Validity of self-reported job strain
Within the broader issue of the validity of psychosocial measures, we will focus here on one aspect, namely the validity of the assumptions underlying the DC model. This model assumes that demands and control are characteristics describing the job, not the worker (4). It is the way in which jobs are organized that determines demands and control. For example, bus drivers have less job control than truck drivers because the former group works according to a stricter schedule than the latter (4). Based on the assumption of the job strain model, one would hence expect people with exactly the same job and the same tasks to experience the same level of demands and control. With the aforementioned example, two bus drivers running the same bus line in the same city at the same hours should experience the same degree of demands and control. Whether these assumptions are warranted can for instance be derived from studies on the variance of various work characteristics explained by job titles. Such analyses indicate that a large amount of the variation of quantitative demands and control, the latter assessed as “influence at work” and “development opportunities”, is indeed explained by job title (23–25).
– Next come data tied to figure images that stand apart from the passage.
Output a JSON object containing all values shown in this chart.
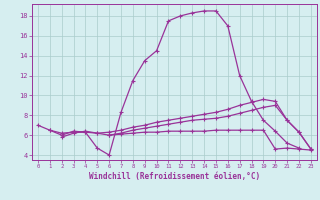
{
  "xlabel": "Windchill (Refroidissement éolien,°C)",
  "background_color": "#d6eef0",
  "grid_color": "#aacccc",
  "line_color": "#993399",
  "xlim": [
    -0.5,
    23.5
  ],
  "ylim": [
    3.5,
    19.2
  ],
  "yticks": [
    4,
    6,
    8,
    10,
    12,
    14,
    16,
    18
  ],
  "curve1_x": [
    0,
    1,
    2,
    3,
    4,
    5,
    6,
    7,
    8,
    9,
    10,
    11,
    12,
    13,
    14,
    15,
    16,
    17,
    18,
    19,
    20,
    21,
    22
  ],
  "curve1_y": [
    7.0,
    6.5,
    6.0,
    6.4,
    6.3,
    4.7,
    4.0,
    8.3,
    11.5,
    13.5,
    14.5,
    17.5,
    18.0,
    18.3,
    18.5,
    18.5,
    17.0,
    12.0,
    9.4,
    7.5,
    6.4,
    5.2,
    4.7
  ],
  "curve2_x": [
    1,
    2,
    3,
    4,
    5,
    6,
    7,
    8,
    9,
    10,
    11,
    12,
    13,
    14,
    15,
    16,
    17,
    18,
    19,
    20,
    21,
    22,
    23
  ],
  "curve2_y": [
    6.5,
    6.2,
    6.3,
    6.3,
    6.2,
    6.3,
    6.5,
    6.8,
    7.0,
    7.3,
    7.5,
    7.7,
    7.9,
    8.1,
    8.3,
    8.6,
    9.0,
    9.3,
    9.6,
    9.4,
    7.5,
    6.3,
    4.6
  ],
  "curve3_x": [
    2,
    3,
    4,
    5,
    6,
    7,
    8,
    9,
    10,
    11,
    12,
    13,
    14,
    15,
    16,
    17,
    18,
    19,
    20,
    21,
    22,
    23
  ],
  "curve3_y": [
    5.8,
    6.2,
    6.4,
    6.2,
    6.0,
    6.2,
    6.5,
    6.7,
    6.9,
    7.1,
    7.3,
    7.5,
    7.6,
    7.7,
    7.9,
    8.2,
    8.5,
    8.8,
    9.0,
    7.5,
    6.3,
    4.6
  ],
  "curve4_x": [
    6,
    7,
    8,
    9,
    10,
    11,
    12,
    13,
    14,
    15,
    16,
    17,
    18,
    19,
    20,
    21,
    22,
    23
  ],
  "curve4_y": [
    6.0,
    6.1,
    6.2,
    6.3,
    6.3,
    6.4,
    6.4,
    6.4,
    6.4,
    6.5,
    6.5,
    6.5,
    6.5,
    6.5,
    4.6,
    4.7,
    4.6,
    4.5
  ],
  "marker": "+",
  "markersize": 3,
  "linewidth": 0.9
}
However, these analyses were not able to investigate the extent to which personal traits or health were biased by self-reports. To our knowledge, there are no published validation studies on the extent of self-report bias in job strain measures due to eg, depressive symptoms or personal traits, where the study population comprised workers with exactly the same occupation and task composition. Consequently, one cannot conclude at this time that the question regarding the validity of self-reported job strain has been answered sufficiently. Carefully designed validation studies are needed in order to test specific assumptions regarding differing domains of psychosocial measures. It can be presumed that some domains more likely describe occupations and tasks (as discussed above), whereas other domains, like social support, describe more the relations among workers and management styles (26). Such validation studies could contribute to the widening of our knowledge on the validity of occupational psychosocial factors (27).
Outlook
One could object that some of the issues we have raised here would be difficult to deal with in current research. For example, which cut-points of demands and control should one use if not the sample-based medians? Maybe here transnational data like the European Working Conditions Survey could offer such possibilities to determine externally based cut-points independent of specific samples.
A second issue is whether empirical data on non-model psychosocial factors are available. Currently, in many questionnaires applied in research, only the demands–control and ERI models are included. However, data collected in a more practical context like work environment monitoring offer research possibilities on non-model dimensions. As mentioned above, monitoring questionnaires cover the psychosocial work environment more broadly (16). In some European countries, monitoring data can be linked to health registers, paving the way for longitudinal studies on the association of non-model dimensions and their relations to health outcomes. As indicated above, such research will have to look at more incident precursors of manifest CHD such as prescribed hypertensive medication in order to gain sufficient statistical power (11).
In empirical research reports, there is – for formal reasons – no space for taking up issues like those we have covered here. However, we think that such issues should be raised in a more general context in the research community in order to inspire future research in the field. In this letter, we have tried to contribute to this.